II Kwartał 2011r. - Podsumowanie

Źródło obrazka: flickr.com

Od czasu ostatniego podsumowania kwartalnego, wiele się zdarzyło.


Twoje serce zabiło około 10.000.000 razy.

Populacja dzikich królików, w sensie zająców, wzrosła o około 20%

Przetrawiłeś około 140 kg jedzenia.

Politycy okłamali nas średnio 2500 razy (Przeciętny polityk kłamie tylko 2 razy na kwartał ale któryś z nich zawyża średnią).

Dokonałem reform swoich finansów osobistych.

Znalazłem porządnego księgowego.

Oraz opublikowałem następujące wpisy:

Co ma Capitalism 2 i Guild do Inteligencji Finansowej?,
Spece i artyści od reklamy w akcji!,
Koty, psy, kunie i inna gadzina,
Semi Retirement - O tym jak Froch został pół-rentierem,



Zakładka "Cele Frocha"

Cele Frocha stały się już integralną częścią serwisu. O ile sam dział ma się dobrze, to cele nieco cierpią na chroniczne zaniedbanie.

Od początku roku, wiele się zmieniło w moim życiu. Z jednej strony troszkę się przebiegunowałem (tj. zwolniłem tempo) więc prawdopodobnie - chociaż kto to wie - nie wyrobię rocznej normy.

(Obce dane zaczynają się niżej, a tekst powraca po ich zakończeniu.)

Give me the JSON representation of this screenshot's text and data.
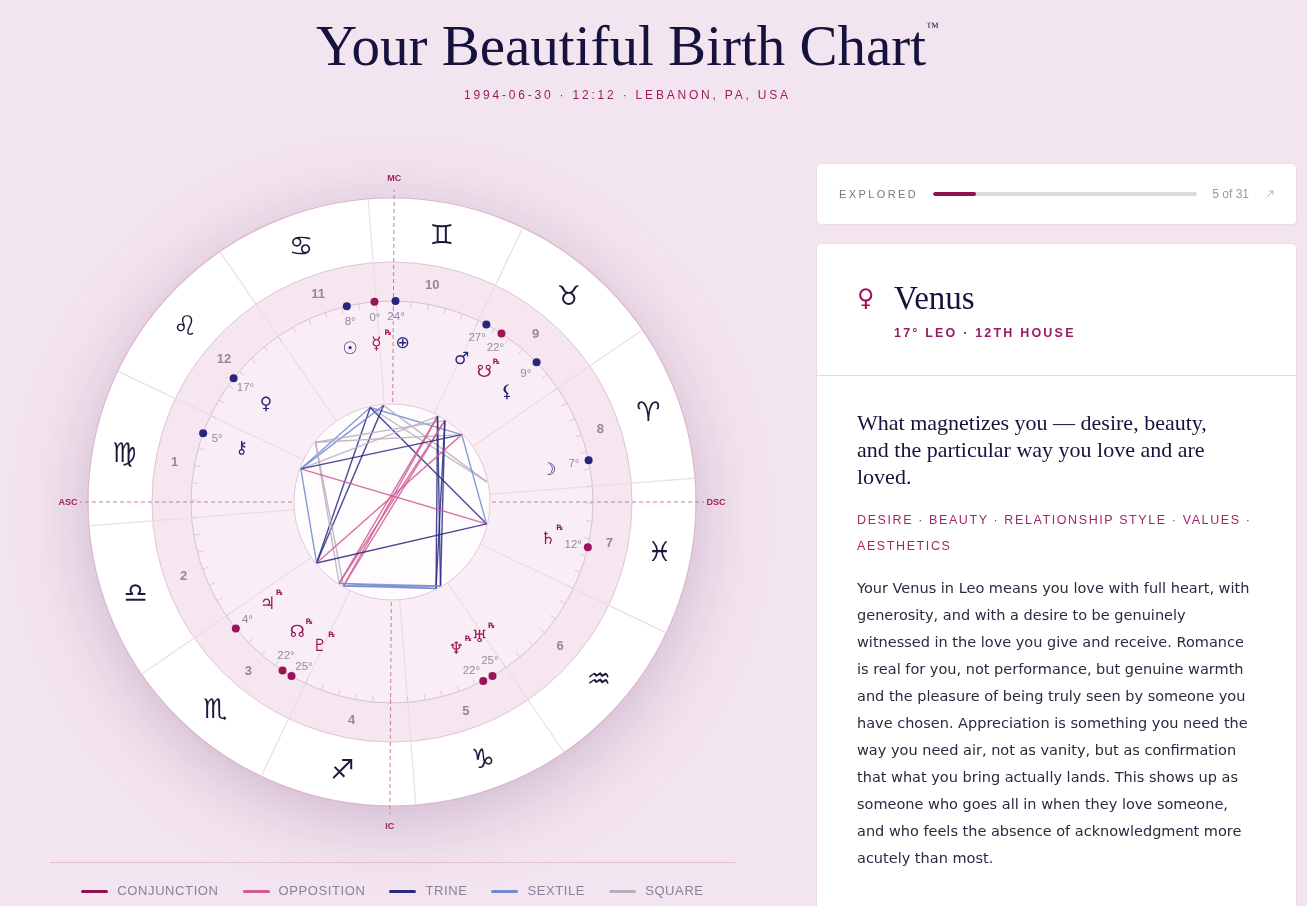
{
  "header": {
    "title": "Your Beautiful Birth Chart$^{™}$",
    "subtitle": "1994-06-30 · 12:12 · LEBANON, PA, USA"
  },
  "wheel": {
    "axes": [
      {
        "kind": "mc",
        "label": "MC"
      },
      {
        "kind": "asc",
        "label": "ASC"
      },
      {
        "kind": "dsc",
        "label": "DSC"
      },
      {
        "kind": "ic",
        "label": "IC"
      }
    ],
    "segments": [
      {
        "house": "11",
        "sign": "♋︎",
        "planets": [
          {
            "glyph": "☉",
            "degree": "8°",
            "retrograde": false
          },
          {
            "glyph": "☿",
            "retrograde_mark": "℞",
            "degree": "0°",
            "retrograde": true
          }
        ]
      },
      {
        "house": "10",
        "sign": "♊︎",
        "planets": [
          {
            "glyph": "⊕",
            "degree": "24°",
            "retrograde": false
          }
        ]
      },
      {
        "house": "12",
        "sign": "♌︎",
        "planets": [
          {
            "glyph": "♀",
            "degree": "17°",
            "retrograde": false
          }
        ]
      },
      {
        "house": "9",
        "sign": "♉︎",
        "planets": [
          {
            "glyph": "♂",
            "degree": "27°",
            "retrograde": false
          },
          {
            "glyph": "☋",
            "retrograde_mark": "℞",
            "degree": "22°",
            "retrograde": true
          },
          {
            "glyph": "⚸",
            "degree": "9°",
            "retrograde": false
          }
        ]
      },
      {
        "house": "1",
        "sign": "♍︎",
        "planets": [
          {
            "glyph": "⚷",
            "degree": "5°",
            "retrograde": false
          }
        ]
      },
      {
        "house": "8",
        "sign": "♈︎",
        "planets": [
          {
            "glyph": "☽",
            "degree": "7°",
            "retrograde": false
          }
        ]
      },
      {
        "house": "7",
        "sign": "♓︎",
        "planets": [
          {
            "glyph": "♄",
            "retrograde_mark": "℞",
            "degree": "12°",
            "retrograde": true
          }
        ]
      },
      {
        "house": "2",
        "sign": "♎︎"
      },
      {
        "house": "3",
        "sign": "♏︎",
        "planets": [
          {
            "glyph": "♃",
            "retrograde_mark": "℞",
            "degree": "4°",
            "retrograde": true
          },
          {
            "glyph": "☊",
            "retrograde_mark": "℞",
            "degree": "22°",
            "retrograde": true
          },
          {
            "glyph": "♇",
            "retrograde_mark": "℞",
            "degree": "25°",
            "retrograde": true
          }
        ]
      },
      {
        "house": "4",
        "sign": "♐︎"
      },
      {
        "house": "5",
        "sign": "♑︎",
        "planets": [
          {
            "glyph": "♆",
            "retrograde_mark": "℞",
            "degree": "22°",
            "retrograde": true
          },
          {
            "glyph": "♅",
            "retrograde_mark": "℞",
            "degree": "25°",
            "retrograde": true
          }
        ]
      },
      {
        "house": "6",
        "sign": "♒︎"
      }
    ]
  },
  "legend": [
    {
      "kind": "conjunction",
      "label": "CONJUNCTION",
      "color": "#8e1150"
    },
    {
      "kind": "opposition",
      "label": "OPPOSITION",
      "color": "#cf5b93"
    },
    {
      "kind": "trine",
      "label": "TRINE",
      "color": "#2a2a80"
    },
    {
      "kind": "sextile",
      "label": "SEXTILE",
      "color": "#7189d0"
    },
    {
      "kind": "square",
      "label": "SQUARE",
      "color": "#b9aebf"
    }
  ],
  "progress": {
    "label": "EXPLORED",
    "level": 0.161,
    "count": "5 of 31"
  },
  "detail": {
    "glyph": "♀",
    "name": "Venus",
    "position": "17° LEO · 12TH HOUSE",
    "question": "What magnetizes you — desire, beauty, and the particular way you love and are loved.",
    "tags": "DESIRE · BEAUTY · RELATIONSHIP STYLE · VALUES · AESTHETICS",
    "body": "Your Venus in Leo means you love with full heart, with generosity, and with a desire to be genuinely witnessed in the love you give and receive. Romance is real for you, not performance, but genuine warmth and the pleasure of being truly seen by someone you have chosen. Appreciation is something you need the way you need air, not as vanity, but as confirmation that what you bring actually lands. This shows up as someone who goes all in when they love someone, and who feels the absence of acknowledgment more acutely than most."
  }
}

Być może w tym roku nie obejrzę charakterystycznej cyfry 100%.

Źródło obrazka: przeróbka z internetu, zdjęcie z licencją do modyfikacji


Nawet, jeżeli końcowy efekt będzie stanowił tylko 70-80% efektu planowanego i tak nie będę pokrzywdzony. W końcu celując w słońce, po drodze trafiamy na księżyc.

Inne Przedsięwzięcia Frocha


Powstała nowa strona internetowa o enigmatycznym tytule Nie Wal Konia. Celem strony jest szeroko rozumiane niesienie pomocy zwierzętom. Stronka pomogła (zaznaczam, że nie zrobiłem tego sam)  uratować już kilka koników od rzeźni, stąd nazwa witryny.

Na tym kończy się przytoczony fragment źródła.